La película se corta para dar lugar a avisos publicitarios. Un continuum de mujeres de distintas edades repite la misma frase: «No me ayudes». Incitó mi curiosidad -ese es el propósito del aviso- saber de qué hablaban estas damas. Al final se trataba de un producto de limpieza. La última señora de la serie explica que el mensaje es para los hombres: «no quiero que me ayudes, porque eso significaría, que yo soy responsable de la limpieza».
Esa deliciosa vida conyugal de la película se ve interrumpida por una bomba que hace explotar el coche de la pareja con Jocelyn adentro.

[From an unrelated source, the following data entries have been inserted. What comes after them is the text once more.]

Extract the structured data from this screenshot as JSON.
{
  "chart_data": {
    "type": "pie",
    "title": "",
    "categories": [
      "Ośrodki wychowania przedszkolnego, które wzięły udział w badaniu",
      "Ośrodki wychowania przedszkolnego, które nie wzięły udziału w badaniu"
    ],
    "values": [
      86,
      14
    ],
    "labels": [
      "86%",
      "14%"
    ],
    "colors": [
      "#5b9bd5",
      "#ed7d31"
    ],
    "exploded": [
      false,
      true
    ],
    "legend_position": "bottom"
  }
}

Entre la cultura del film de Ford y la corrección política actual, han pasado no solo casi setenta años, sino torrentes de agua bajo los puentes. Aguas que han disuelto valores y tradiciones, en las que se navega sin brújula ni estrellas. Está bien que ya no se use «labores» o «tareas propias de su sexo» para indicar la profesión de una señora. Muchas mujeres rechazan ese acto de amor que es cocinar. Así lo reflejan alegremente las películas de Netflix donde -además de los tributos a otros lobbies- no faltan los hombres con delantal, y mujeres tomando alcohol, mientras se les sirve la comida que previamente cocinaron esos amables caballeros.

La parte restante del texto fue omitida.